Khamenei says US faces 'punch in mouth' in upcoming Iran elections

Agence France-Presse

Iran's supreme leader said Monday the United States was seeking to influence next month's elections in the Islamic republic but said such efforts would receive a "punch in the mouth."

Ayatollah Ali Khamenei's comments related to parliamentary polls and a ballot for the Assembly of Experts, a powerful committee of clerics who will pick the country's next supreme leader when the incumbent, who is 76, dies.
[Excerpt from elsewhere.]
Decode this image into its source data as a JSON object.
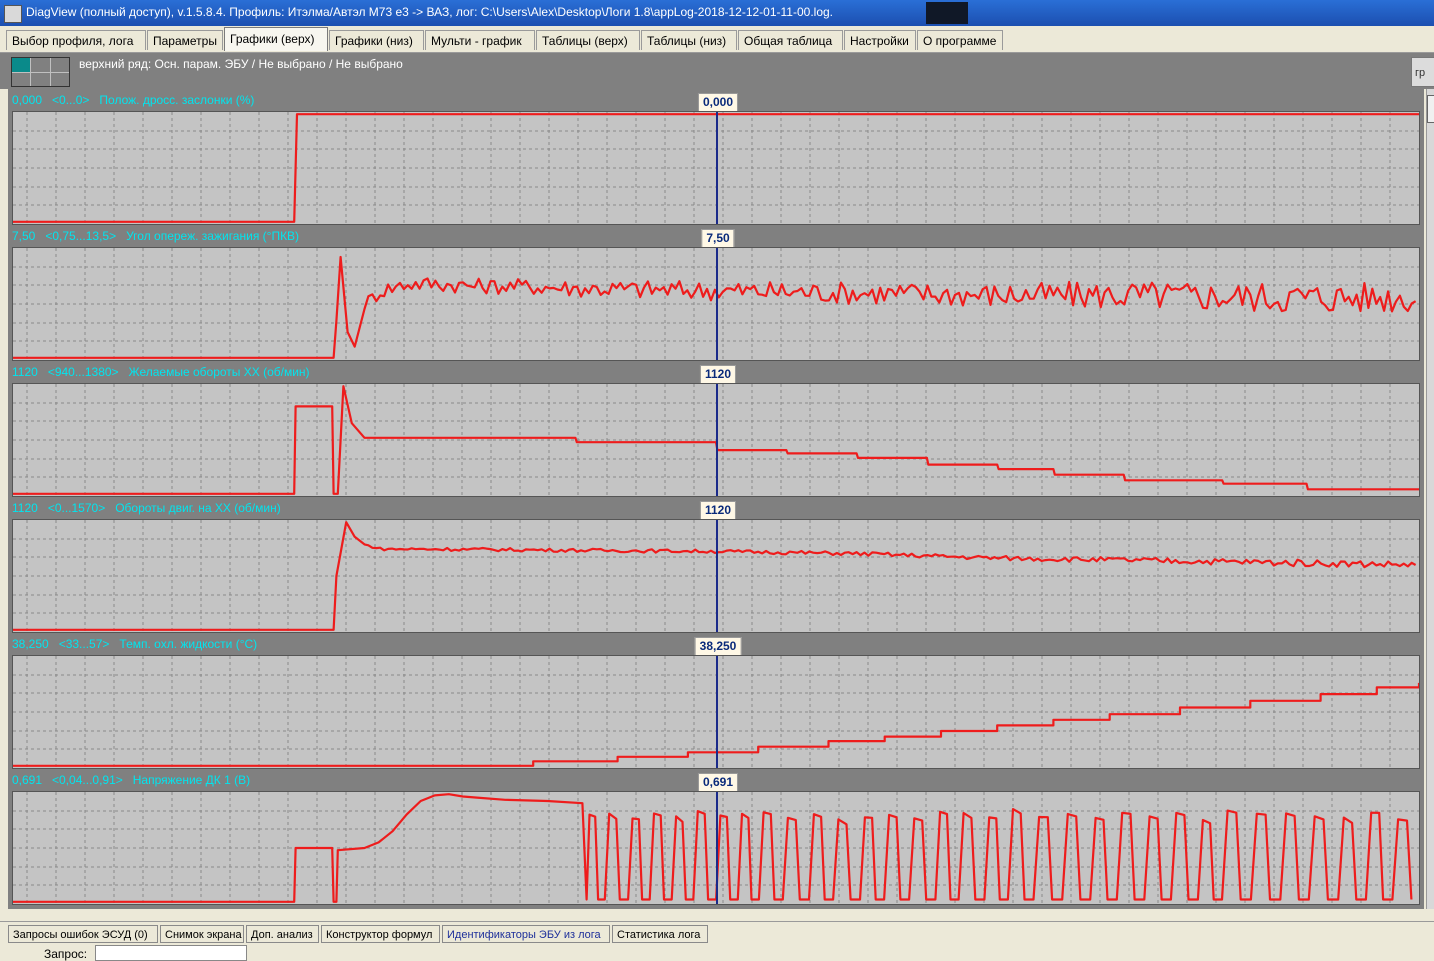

Both elections take place on February 26.

Political moderates and reformists are seeking to wrest back control of the currently conservative-dominated 290 member parliament on the back of President Hassan Rouhani's nuclear deal with world powers last year.

More from GlobalPost: The Iran accord is going to change everything

The Assembly of Experts is also heavily made up of conservatives.

Some 12,000 candidates have registered for the parliamentary election but many are expected to be excluded during vetting procedures carried out by another top Iranian committee, the Guardian Council.

Khamenei told a meeting of prayer leaders that attempts by "enemies" to distance Iran from its revolutionary mandate — the Islamic republic was formed in 1979 after the overthrow of a US-backed shah — would fail.

"Americans have set their eyes covetously on elections but the great and vigilant nation of Iran will act contrary to the enemies' will, whether be it in elections or on other issues, and as before will punch them in the mouth," he said.

The supreme leader, whose authority outweighs all politicians including Rouhani, has warned in recent months that July's nuclear deal — which is yet to be implemented — would be followed by US attempts to "infiltrate" Iran.

Reiterating such sentiments on Monday, he said the US goal was to bring the Islamic republic closer to "their own goals rather than Iran's goals of the revolution."

"Those who have access to information know what traps have been laid or are being laid for the country in order (for them) to infiltrate the nation's will and decisions," Khamenei said.

"We must all be vigilant with regards to infiltration," he warned, comparing any such person who managed to find their way into parliament or the Assembly of Experts to "termites who would gnaw and weaken (Iran's) foundations from within."

Although the nuclear deal was hailed as a major diplomatic success for Rouhani its benefits for Iranians — economic sanctions are due to be lifted in return for curbs on Iran's nuclear program — may take years to be felt.

The White House threatened last week to impose new sanctions on Iran as punishment for its ballistic missile program, even though the nuclear deal is due to be finalized later this month or soon after.

If new sanctions are enacted, the accord could fall apart as Khamenei has said more sanctions, under any pretext, would constitute a violation. Iran's missile program was not included in the nuclear deal.